Mi corazón se petrifica y mi pulso se acelera; no obstante, guardo la caja en mi mochila y cierro con muchísimo cuidado el cajón. Sigiloso, escapo por la única salida no sin antes apagar y guardar la linterna.

Me adoso a la pared del despacho, y en cuclillas me traslado hasta llegar a una de las esquinas del salón. Saco mi cabeza por un borde de la pared, y en cuanto diviso al conserje y a su sabueso inspeccionando la cuerda colgante, me pongo más nervioso.

—Vaya, vaya, Max. Parece que tenemos a un ladronzuelo rondando por aquí. Tal vez esta noche tengas suerte y consigas algo de comida extra —dice el conserje, con voz muy ronca.

Ni bien comienzo a elaborar algún tipo de plan en mi mente, los vidrios que olvidé recortar colisionan contra el piso. A continuación, se me paraliza la respiración.

—¡Por allá, Max! Este tipo no es tan astuto después de todo.

No hay tiempo para planes. Me alisto a correr una vez que los enfurecidos ladridos se tornan más fuertes. Cuando salgo despavorido por detrás del despacho, los gritos del conserje atenúan mi valentía.

—¡Allá va, Max! ¡Atrápalo! ¡Atrapa a este sinvergüenza!

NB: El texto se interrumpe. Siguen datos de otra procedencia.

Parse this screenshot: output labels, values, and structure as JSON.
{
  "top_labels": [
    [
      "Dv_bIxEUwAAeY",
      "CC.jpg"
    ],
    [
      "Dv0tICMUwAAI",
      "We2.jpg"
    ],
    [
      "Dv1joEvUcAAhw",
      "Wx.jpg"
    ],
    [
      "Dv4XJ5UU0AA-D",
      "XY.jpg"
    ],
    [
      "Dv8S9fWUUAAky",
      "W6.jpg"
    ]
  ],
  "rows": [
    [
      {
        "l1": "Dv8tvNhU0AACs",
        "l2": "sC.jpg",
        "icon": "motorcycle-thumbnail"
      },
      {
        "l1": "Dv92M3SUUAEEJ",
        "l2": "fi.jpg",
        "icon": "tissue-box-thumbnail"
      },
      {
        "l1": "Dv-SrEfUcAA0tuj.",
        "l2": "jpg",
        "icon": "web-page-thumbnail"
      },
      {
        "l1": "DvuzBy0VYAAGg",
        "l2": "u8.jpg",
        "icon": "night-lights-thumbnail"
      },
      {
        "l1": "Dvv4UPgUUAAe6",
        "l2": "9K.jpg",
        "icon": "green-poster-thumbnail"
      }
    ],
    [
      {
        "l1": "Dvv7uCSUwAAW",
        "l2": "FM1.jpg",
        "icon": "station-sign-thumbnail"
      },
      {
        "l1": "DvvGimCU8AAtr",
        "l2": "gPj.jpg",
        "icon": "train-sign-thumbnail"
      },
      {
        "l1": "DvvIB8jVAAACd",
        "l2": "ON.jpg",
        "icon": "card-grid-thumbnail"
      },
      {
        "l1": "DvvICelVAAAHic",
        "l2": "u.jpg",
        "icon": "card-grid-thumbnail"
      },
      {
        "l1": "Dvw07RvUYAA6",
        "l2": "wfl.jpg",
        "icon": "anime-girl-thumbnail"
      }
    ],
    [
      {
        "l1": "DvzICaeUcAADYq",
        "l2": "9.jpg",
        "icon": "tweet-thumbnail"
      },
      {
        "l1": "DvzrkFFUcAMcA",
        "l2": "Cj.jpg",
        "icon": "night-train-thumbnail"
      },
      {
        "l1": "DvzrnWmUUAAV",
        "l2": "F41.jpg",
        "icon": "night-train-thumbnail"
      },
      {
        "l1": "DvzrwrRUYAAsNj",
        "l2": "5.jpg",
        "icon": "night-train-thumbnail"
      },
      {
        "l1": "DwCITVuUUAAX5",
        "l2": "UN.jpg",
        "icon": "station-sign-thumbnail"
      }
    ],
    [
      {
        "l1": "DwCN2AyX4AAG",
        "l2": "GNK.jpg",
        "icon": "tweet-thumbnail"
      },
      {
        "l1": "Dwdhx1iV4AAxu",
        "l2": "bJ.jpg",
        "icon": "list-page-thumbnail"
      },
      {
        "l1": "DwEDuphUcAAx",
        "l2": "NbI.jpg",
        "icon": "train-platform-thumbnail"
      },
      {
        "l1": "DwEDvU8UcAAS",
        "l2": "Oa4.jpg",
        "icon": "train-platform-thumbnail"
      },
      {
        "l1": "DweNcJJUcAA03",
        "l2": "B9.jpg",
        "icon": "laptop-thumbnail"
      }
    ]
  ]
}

Corro buscando la salida, con afán de que el perro no me alcance. Esquivo varias hortalizas sembradas en U en medio del camino, y salto varios asbestos voluminosos como un deportista profesional. A diez metros de llegar al portón, giro a la izquierda a toda velocidad, me meto entre la espesura del jardín y el aula del cuarto “D”.

Los ladridos se potencian. No lo medito y salto para alcanzar el primer brazo del árbol que crece próximo a la cerca de piedra que rodea el colegio. El perro muerde la basta de mi pantalón, así que con escalofríos muevo atolondradamente el pie derecho de un lado a otro, hasta que se este desune de mí.

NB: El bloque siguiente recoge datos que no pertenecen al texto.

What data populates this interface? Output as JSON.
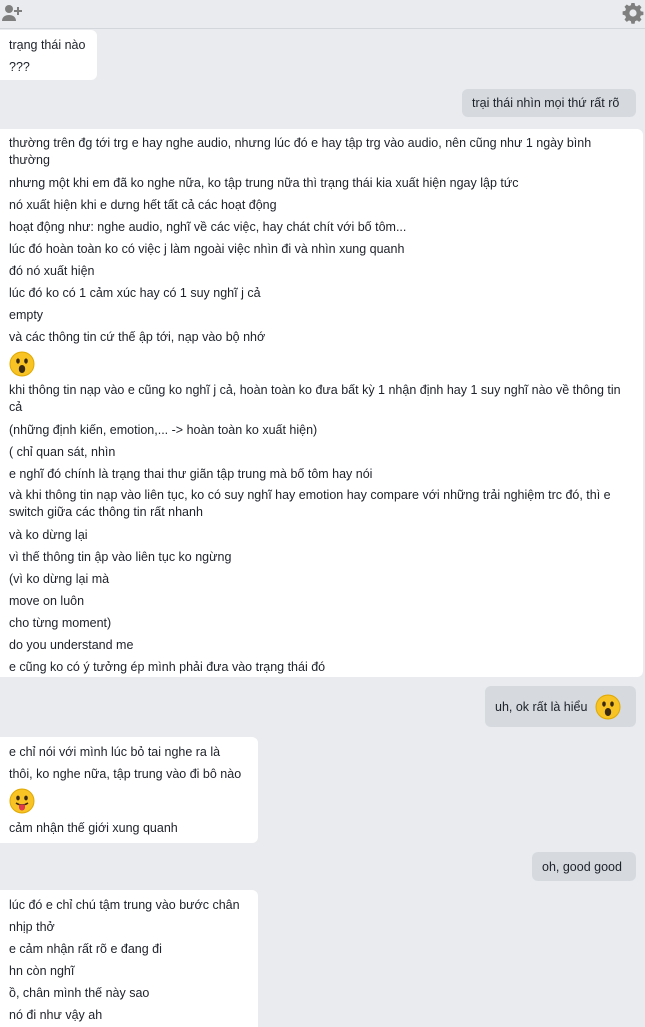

Trepo para llegar al segundo brazo del árbol. Calculo unos dos metros hasta la cerca. Esta vez tampoco lo medito. Reúno las energías necesarias, y de otro espontáneo impulso salto. Jadeo fatigado, mientras cuelgo del filo de la cerca.

—¡Por acá, Max! Carajo, dónde están esas malditas llaves. ¡Max! ¡Max!

El conserje y su perro están reclamando mi cabeza de nuevo.

El portón tarda en abrirse, así que aprovecho para trepar. El asfalto está a unos seis metros de donde estoy, pero es tarde para medir el efecto de mis acuciantes decisiones. Doy con el concreto y me aturdo por un ligero instante. Me apoyo con las rodillas, pero estas requetiemblan. Con el mayor de los esfuerzos, muevo las piernas para alejarme lo más pronto del colegio. Cuando estoy en la autopista mi suerte se cosifica.